Bu film bana hafızanın ne kadar olağanüstü olduğunu, yaşadığımız her şeyin ne kadar “magical” olduğunu hatırlattı.
3. Die Tomorrow
Hiç hayatınızın son gününün nasıl olabileceğini düşündünüz mü? Ben bazen düşünüyorum sanırım, nasıl bir ölüm bekliyor beni acaba diye. Bu filmde Nawapol 6 karakterin ölmeden önceki son anlarını medyada bulduğu haberlere dayanarak kurguluyor. Bu adamın beynine istemesem de hayran olmak zorundayım! Gördüğünüz bir ölüm haberini alın ve onu kurgulayın. Aynı olmak zorunda değil. O spesifik kişinin ölümünden yola çıktınız ama bambaşka bir karakter yarattınız ve onu da aynı şekilde öldürdünüz. Ama bu hikayelerde merkez “ölümün kendisi” değil, ölmeden önceki o son anların ne kadar “olağan” olduğu. Öylesine doğal, hayatın parçası bir şey ölüm. Bunun farkına varmak ise yaşadığını hissettiriyor insana!
4. Heart Attack
Freelance bir editör olan Yoon, asla kendine zaman ayırmayı dert etmiyor. Kendisine verilen her işi zamanında yetiştirmek zorunda ne pahasına olursa olsun çünkü eğer yapmazsa bir daha iş teklifi almayabilir. Sağlığının iyice kötüleşmesi yüzünden gittiği hastanede ise onunla ilgilenen doktora aşık oluyor, onu etkilemeye çalışıyor. Ama işsiz kalacağı endişesi öylesine “concrete” bir şey olmuş ki Yoon için, kendi istemese de vücudu çalışmayı bırakamıyor.
“Güneşi izlemek istediğimi daha önce hiç düşünmemiştim. Ama bana bunu söylediğin için o gün izledim. Dürüstçe söylemek gerekirse, gün batımını izlemek zaman kaybı gibi geldi. Ama o gün nedenini bilmiyorum… Orada saatlerce oturdum. Rahatça nefes alabildim. Mutluydum.”
Gün batımlarını izlemenin bile zaman kaybı gibi hissettirdiği, etrafımıza bakmayı unuttuğumuz, sürekli oradan oraya koşturduğumuz, işleri yetiştiremezsek dünyanın sonu gelecekmişçesine sömürüldüğümüz hayatlar yaşıyoruz. Böyle olunca da hiçbir şey hatırlamıyoruz dün ya da geçen yıl ne olduğuna dair. Çünkü “yaşamıyoruz”. Bu film size bir romantik komediden beklediğiniz şeyi vermeyebilir ama çok daha fazlasını veriyor: şehrin insanlarda sebep olduğu depresyon, kapitalist sistemin sömürüsü ve sağlık sisteminin eleştirisi…

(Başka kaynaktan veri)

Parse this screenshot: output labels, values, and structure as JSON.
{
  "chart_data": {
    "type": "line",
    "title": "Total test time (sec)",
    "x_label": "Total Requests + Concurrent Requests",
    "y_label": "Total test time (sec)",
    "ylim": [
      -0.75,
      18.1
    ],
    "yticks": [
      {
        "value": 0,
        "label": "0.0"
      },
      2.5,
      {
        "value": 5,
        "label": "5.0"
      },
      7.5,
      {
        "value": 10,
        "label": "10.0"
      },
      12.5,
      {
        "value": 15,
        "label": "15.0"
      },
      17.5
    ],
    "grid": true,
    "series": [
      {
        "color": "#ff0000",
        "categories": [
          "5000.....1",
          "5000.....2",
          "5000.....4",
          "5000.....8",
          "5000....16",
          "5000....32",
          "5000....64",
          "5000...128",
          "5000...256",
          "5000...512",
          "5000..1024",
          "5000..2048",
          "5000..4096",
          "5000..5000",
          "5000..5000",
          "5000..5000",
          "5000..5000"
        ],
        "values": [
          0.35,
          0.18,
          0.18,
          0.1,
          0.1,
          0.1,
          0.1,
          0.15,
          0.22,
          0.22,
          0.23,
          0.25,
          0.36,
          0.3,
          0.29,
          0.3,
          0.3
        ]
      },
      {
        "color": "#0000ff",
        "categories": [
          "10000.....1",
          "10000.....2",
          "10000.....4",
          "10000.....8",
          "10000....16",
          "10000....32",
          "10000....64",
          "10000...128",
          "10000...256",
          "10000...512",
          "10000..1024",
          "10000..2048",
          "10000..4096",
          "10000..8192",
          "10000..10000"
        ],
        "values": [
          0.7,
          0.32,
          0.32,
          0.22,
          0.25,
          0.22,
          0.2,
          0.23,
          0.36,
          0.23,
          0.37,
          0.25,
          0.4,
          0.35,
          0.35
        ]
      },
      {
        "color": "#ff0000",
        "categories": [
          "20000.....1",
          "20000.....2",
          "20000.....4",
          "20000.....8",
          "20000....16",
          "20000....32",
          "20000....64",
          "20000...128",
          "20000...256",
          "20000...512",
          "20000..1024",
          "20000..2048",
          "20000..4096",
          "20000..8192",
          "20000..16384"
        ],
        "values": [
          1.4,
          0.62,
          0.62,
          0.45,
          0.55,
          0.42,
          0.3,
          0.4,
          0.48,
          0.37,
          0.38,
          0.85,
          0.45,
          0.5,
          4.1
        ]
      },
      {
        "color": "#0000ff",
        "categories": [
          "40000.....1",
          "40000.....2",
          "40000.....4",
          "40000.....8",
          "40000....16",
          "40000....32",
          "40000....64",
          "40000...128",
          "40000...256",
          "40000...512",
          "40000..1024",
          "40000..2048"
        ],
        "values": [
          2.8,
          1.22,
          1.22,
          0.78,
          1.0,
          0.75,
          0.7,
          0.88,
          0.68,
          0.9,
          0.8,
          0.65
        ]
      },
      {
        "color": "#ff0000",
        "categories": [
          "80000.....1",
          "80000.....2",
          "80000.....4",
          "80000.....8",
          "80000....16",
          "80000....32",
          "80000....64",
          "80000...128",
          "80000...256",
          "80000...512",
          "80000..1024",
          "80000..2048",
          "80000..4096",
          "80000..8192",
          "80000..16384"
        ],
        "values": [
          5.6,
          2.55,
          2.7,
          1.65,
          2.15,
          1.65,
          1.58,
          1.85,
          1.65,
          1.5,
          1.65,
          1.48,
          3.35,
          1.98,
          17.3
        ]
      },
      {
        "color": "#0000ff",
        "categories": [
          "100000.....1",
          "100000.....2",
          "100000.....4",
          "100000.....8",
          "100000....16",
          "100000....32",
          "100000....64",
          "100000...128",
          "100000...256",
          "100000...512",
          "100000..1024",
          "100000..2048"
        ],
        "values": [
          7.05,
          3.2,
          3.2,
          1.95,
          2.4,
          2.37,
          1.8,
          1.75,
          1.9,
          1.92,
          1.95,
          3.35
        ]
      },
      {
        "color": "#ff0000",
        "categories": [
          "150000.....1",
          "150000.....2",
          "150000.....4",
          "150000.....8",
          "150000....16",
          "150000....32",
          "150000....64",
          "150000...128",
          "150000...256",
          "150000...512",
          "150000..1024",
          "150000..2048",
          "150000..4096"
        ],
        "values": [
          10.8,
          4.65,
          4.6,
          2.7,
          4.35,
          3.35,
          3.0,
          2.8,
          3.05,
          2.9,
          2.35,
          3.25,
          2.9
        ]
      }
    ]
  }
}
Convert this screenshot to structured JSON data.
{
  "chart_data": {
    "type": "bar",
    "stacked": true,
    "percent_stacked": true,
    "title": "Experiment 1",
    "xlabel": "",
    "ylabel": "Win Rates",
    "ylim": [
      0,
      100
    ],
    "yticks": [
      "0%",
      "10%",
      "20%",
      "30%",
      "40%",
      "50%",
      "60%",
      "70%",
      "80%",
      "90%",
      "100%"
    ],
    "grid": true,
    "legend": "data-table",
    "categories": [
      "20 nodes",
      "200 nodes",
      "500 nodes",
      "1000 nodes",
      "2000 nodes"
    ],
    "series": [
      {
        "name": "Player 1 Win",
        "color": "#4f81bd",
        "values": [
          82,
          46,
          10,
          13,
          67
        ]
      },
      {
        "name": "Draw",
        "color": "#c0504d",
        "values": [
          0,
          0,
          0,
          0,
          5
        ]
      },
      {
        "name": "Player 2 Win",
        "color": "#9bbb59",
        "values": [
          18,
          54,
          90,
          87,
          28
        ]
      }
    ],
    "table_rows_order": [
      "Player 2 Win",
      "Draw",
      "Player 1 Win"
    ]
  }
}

Uzun lafın kısası Nawapol, benim aklının çalışma şekline hayran olduğum harika bir hikaye anlatıcısı. Filmlerini izlerken karakterlerle, onların olağan endişeleri ve mutluluklarıyla çok kolay empati kurabiliyorsunuz. Ve size bir teselli gibi geliyor filmler. “Evet, yalnız değilim. Böyle hissetmem çok normal. En sonunda her şey iyi olacak, şu an bir şeyler yolunda gitmiyor olsa da.” Size insan olmanın, yaşamanın ne kadar sıradan ama mucizevi olduğunu hatırlatıyor filmleri.